Dying ‘Angola 3’ Inmate Herman Wallace Released After 41 Years in Solitary

After nearly five decades in prison, Herman Wallace is finally a free man.

By Jamilah King Oct 02, 2013

After spending more than 40 years in solitary confinement in Louisiana’s notorious Angola prison, Herman Wallace is a free man. Wallace, 71, has advanced liver cancer and was granted immediate release on grounds that women were excluded from his grand jury. Wallace was taken to a hospice in New Orleans last night.

Wallace’s legal team released the following statement on Monday:

"Tonight, Herman Wallace has left the walls of Louisiana prisons and will be able to receive the medical care that his advanced liver cancer requires. It took the order of a federal judge to address the clear constitutional violations present in Mr. Wallace’s 1974 trial and grant him relief. The state of Louisiana has had many opportunities to address this injustice and has repeatedly and utterly failed to do so.

"Mr. Wallace has been granted a new trial, but his illness is terminal and advanced. However, the unfathomable punishment of more than four decades which Mr. Wallace spent in solitary confinement conditions will be the subject of litigation which will continue even after Mr. Wallace passes away. It is Mr. Wallace’s hope that this litigation will help ensure that others, including his lifelong friend and fellow ‘Angola 3’ member, Albert Woodfox, do not continue to suffer such cruel and unusual confinement even after Mr. Wallace is gone."

A former Black Panther, Wallace and fellow inmates Robert Hillary King and Albert Woodfox, were put in solitary confinement in 1972 after they were convicted in the fatal stabbing of 23-year-old prison guard Brent Miller.
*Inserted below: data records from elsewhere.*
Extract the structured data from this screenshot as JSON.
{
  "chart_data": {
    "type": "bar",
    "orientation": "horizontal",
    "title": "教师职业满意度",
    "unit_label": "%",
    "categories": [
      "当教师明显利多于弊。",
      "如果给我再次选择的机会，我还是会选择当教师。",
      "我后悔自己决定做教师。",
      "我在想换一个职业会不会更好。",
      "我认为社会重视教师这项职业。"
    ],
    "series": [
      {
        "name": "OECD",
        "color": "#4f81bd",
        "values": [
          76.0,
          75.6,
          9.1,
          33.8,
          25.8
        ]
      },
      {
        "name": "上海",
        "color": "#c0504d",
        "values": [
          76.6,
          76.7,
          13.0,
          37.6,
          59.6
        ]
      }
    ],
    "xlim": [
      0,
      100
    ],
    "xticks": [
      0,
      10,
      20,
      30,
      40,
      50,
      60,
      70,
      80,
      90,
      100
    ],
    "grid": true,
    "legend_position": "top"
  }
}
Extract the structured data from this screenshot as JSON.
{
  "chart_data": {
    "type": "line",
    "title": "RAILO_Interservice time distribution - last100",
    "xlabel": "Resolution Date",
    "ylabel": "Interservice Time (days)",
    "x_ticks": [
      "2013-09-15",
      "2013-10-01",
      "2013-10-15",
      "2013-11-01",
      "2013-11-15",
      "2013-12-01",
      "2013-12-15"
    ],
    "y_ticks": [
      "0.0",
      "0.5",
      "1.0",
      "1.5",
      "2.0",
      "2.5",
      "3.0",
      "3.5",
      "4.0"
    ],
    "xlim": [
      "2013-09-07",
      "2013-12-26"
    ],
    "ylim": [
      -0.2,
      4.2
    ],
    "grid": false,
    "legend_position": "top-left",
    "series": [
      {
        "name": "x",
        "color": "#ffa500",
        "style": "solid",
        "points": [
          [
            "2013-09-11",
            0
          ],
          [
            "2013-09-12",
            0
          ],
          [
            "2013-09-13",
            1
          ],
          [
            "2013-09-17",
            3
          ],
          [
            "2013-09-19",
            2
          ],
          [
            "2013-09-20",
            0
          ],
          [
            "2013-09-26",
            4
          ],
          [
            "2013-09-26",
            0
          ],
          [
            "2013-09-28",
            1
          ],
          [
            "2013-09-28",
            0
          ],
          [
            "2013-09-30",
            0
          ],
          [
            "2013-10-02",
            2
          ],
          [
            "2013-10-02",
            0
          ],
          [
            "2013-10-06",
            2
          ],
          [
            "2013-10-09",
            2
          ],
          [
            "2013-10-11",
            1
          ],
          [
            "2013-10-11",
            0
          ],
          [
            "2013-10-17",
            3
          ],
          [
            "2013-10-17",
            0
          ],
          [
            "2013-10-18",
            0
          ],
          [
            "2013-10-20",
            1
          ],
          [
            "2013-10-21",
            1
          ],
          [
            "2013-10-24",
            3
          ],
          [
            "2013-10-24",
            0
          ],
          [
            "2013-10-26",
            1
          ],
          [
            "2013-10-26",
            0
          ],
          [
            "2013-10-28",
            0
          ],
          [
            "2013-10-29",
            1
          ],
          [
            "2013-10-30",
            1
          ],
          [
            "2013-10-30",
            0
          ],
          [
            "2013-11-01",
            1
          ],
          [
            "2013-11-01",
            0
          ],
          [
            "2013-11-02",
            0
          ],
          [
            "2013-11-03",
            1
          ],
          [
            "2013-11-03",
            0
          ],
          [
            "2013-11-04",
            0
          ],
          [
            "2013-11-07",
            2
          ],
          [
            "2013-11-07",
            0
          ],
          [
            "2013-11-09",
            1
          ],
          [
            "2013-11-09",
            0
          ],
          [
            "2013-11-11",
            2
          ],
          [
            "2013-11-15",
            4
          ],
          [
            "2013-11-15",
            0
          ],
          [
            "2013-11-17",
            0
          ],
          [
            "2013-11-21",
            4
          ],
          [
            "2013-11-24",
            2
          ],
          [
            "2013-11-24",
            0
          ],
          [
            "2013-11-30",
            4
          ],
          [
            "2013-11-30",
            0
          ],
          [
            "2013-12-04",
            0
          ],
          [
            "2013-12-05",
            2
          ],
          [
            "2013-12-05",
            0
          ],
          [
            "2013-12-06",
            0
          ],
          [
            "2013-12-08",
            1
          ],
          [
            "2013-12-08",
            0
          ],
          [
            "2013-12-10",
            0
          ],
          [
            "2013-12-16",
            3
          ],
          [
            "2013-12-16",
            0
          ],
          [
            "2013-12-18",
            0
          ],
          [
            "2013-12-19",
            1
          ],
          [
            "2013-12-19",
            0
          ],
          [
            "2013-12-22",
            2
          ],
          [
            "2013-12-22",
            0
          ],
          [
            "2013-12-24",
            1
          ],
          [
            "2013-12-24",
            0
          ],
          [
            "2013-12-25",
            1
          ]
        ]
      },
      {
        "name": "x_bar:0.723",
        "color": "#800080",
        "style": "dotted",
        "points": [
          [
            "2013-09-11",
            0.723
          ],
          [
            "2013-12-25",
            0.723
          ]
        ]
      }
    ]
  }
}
Both Woodfox and Wallace maintain their innocence in Miller’s killing, instead saying that they were targeted because they’d established a prison chapter of the Black Panther Party in 1971. The three came to be known as the Angola 3.

Wallace’s story was the subject of the film "Herman’s House", which chronicled his friendship with an artist who encouraged him to imagine his dream home.